4 Responses

  1. paul
    paul January 5, 2016 at 10:11 pm

    Great insight, the Roman Empire was the greatest human administration the world had ever seen. Roman legislation was so effective that it is still the basis of the legal code of many countries. Despite Rome’s achievements, however, her legions were unable to conquer one insidious enemy: corruption. Finally, corruption hastened Rome’s downfall.

  2. Jeremy Sandbrook
    Jeremy Sandbrook November 23, 2015 at 10:32 pm

    An interesting article Grant. Taking a broader view though, it’s a shame that corruption has ended up subsumed into a mishmash of topics under SDG-16. Both the World Bank as well as the UN have for a number of years now, has rated corruption as the single greatest obstacle to reducing world poverty. According to the World Economic Forum and the World Bank recent data suggests that corruption now costs around 5% of global GDP – or US$2.3 Trillion per annum – and increases the costs of doing business by up to 10% (globally)! Now the third largest industry globally, it’s also on the rise. For those of us who have worked at the coal face, this comes as no surprise, as the direct daily impact (and damage) that corruption has on all sectors of society – in particular the poorest of the poor – can be seen everyday.

    Unfortunately, corruption and the SDG’s is yet another case of a lost opportunity, as rather then reducing corruption to the flow of illicit funds (which in itself shifts the focus to transnational financial flows), corruption should have been an SDG in its own rights. By doing this, it would have enabled the selection of a multiple set of indicators / quasi-indicators and measurements that in turn, would have enabled a more contextualised and nuanced approach to the problem.

    My fear at the moment, is that in its current form the SDGs – when it comes to corruption – will end up a failure, as not only with the topic not get the political focus so desperately needed, but will end up buried behind a host of competing topics.

    1. Grant Walton
      Grant Walton November 25, 2015 at 9:46 am

      Thanks for the comment Jeremy.

      I wouldn’t place too much faith in the figures that the World Bank ($1trillion for bribery) and World Economic Forum ($2.6trillion for ‘corruption’) produce – because of the nature of corruption it’s almost impossible to put any real numbers to it.
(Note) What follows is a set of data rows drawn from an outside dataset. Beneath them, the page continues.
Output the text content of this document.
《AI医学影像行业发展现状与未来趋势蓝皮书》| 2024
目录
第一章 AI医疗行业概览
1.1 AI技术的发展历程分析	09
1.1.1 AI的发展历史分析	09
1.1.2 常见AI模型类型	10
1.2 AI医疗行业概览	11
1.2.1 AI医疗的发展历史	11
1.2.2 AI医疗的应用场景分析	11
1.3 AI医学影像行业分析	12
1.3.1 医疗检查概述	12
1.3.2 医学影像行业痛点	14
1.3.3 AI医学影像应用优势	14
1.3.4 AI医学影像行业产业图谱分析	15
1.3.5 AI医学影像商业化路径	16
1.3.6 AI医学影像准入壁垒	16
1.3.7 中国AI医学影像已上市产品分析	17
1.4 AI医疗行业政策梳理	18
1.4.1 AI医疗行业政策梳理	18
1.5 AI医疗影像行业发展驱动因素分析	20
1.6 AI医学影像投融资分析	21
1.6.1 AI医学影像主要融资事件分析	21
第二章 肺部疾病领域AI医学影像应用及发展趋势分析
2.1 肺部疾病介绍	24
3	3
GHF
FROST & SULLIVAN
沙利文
And because of this there are competing numbers about how big corruption is. Having said this I agree that corruption is a key problem for developing countries.

      Yes, the mishmash of topics, not only within SDG 16 but across all of the SDGs, is unfortunate and means that the SDGs will likely lack focus. I guess that is what you get when trying to increase ownership among such a long list of stakeholders. Personally I’d like to see a pared down version of the SDGs that focus on what I see as more central concerns, such as education, food security, economic poverty, etc. Rather than having a separate SDG, in my world corruption would be a key strategy for achieving these core aims.

      Unfortunately it is too late to reshape the SDGs themselves, but it is not too late to shape the indicators – particularly those given a grey status. Hence my blog.

      In terms of the SDGs ‘failing’ to address corruption, that will depend on 1. the validity of the indicators and 2. how we expect to these indicators to perform over time. And discussion around the latter has not yet happened, but need will need to once the indicators have been set.

      Thanks again for the thoughtful comments.

  3. Alex Erskine
    Alex Erskine November 19, 2015 at 7:46 am

    Very useful and informative post, thank you.